Facts and Hopes for Immunotherapy in Renal Cell Carcinoma
- PMID: 35819272
- PMCID: PMC9835201
- DOI: 10.1158/1078-0432.CCR-21-2372
Facts and Hopes for Immunotherapy in Renal Cell Carcinoma
Abstract
Immunotherapy has made a significant impact in many tumors, including renal cell carcinoma (RCC). RCC has been known to be immunoresponsive since the cytokine era of IFNα and IL2, but only a small number of patients had durable clinical benefit. Since then, discoveries of key tumor drivers, as well as an understanding of the contribution of angiogenesis and the tumor microenvironment (TME), has led to advances in drug development, ultimately transforming patient outcomes. Combinations of anti-angiogenic agents with immune checkpoint inhibitors are now standard of care. Current challenges include patient selection for immunotherapy combinations, resistance acquisition, and optimally sequencing therapies. Further discoveries about RCC biology, the TME, and resistance mechanisms will likely pave the way for the next generation of therapies.
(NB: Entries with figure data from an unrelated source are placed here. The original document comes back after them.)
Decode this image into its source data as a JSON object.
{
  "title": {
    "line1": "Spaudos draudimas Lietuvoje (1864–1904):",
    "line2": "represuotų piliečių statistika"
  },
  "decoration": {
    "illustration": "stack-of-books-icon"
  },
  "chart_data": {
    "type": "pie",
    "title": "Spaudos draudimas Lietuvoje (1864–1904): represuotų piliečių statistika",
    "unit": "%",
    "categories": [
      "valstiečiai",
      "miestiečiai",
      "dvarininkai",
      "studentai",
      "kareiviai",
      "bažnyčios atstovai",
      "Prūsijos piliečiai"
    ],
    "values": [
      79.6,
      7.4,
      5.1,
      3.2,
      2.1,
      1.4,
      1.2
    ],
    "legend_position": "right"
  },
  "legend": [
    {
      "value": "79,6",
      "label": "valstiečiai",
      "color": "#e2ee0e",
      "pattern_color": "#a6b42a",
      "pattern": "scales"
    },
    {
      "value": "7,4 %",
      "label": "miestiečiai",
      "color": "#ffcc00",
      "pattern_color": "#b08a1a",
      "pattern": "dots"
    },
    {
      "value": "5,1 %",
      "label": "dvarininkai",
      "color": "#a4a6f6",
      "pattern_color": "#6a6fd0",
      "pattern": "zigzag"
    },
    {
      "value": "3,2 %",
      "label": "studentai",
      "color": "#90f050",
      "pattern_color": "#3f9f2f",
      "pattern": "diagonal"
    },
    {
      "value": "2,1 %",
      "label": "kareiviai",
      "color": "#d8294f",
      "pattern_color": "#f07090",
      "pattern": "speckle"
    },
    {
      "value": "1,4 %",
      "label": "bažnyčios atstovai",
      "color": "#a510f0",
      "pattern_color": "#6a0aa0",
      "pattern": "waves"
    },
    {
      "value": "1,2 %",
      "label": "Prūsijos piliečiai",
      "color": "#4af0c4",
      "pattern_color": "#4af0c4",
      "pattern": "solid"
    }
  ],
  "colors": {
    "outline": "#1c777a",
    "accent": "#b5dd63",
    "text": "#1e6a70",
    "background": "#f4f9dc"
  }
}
©2022 American Association for Cancer Research.
Conflict of interest statement
Conflict of interests: T. Zhang reports grants and personal fees from Genentech/Roche, Merck, Janssen, Pfizer, AstraZeneca, and SeaGen; grants from Novartis, Merrimack, AbbVie, Regeneron, Mirati Therapeutics, Omniseq, and PGDx; and personal fees from Exelixis, BMS, Sanofi-Aventis, Amgen, Dendreon, Eisai, Calithera, QED Therapeutics, Aveo, Bayer, Eli Lilly, MJH Associates, Peerview, Vaniam Group, Aptitude Health, PlatformQ, Integrity CE, and Aravive outside the submitted work. J. Brugarolas reports personal fees from Eisai, Johnson & Johnson, Exelixis, Arrowhead, and Calithera outside the submitted work. No disclosures were reported by the other authors.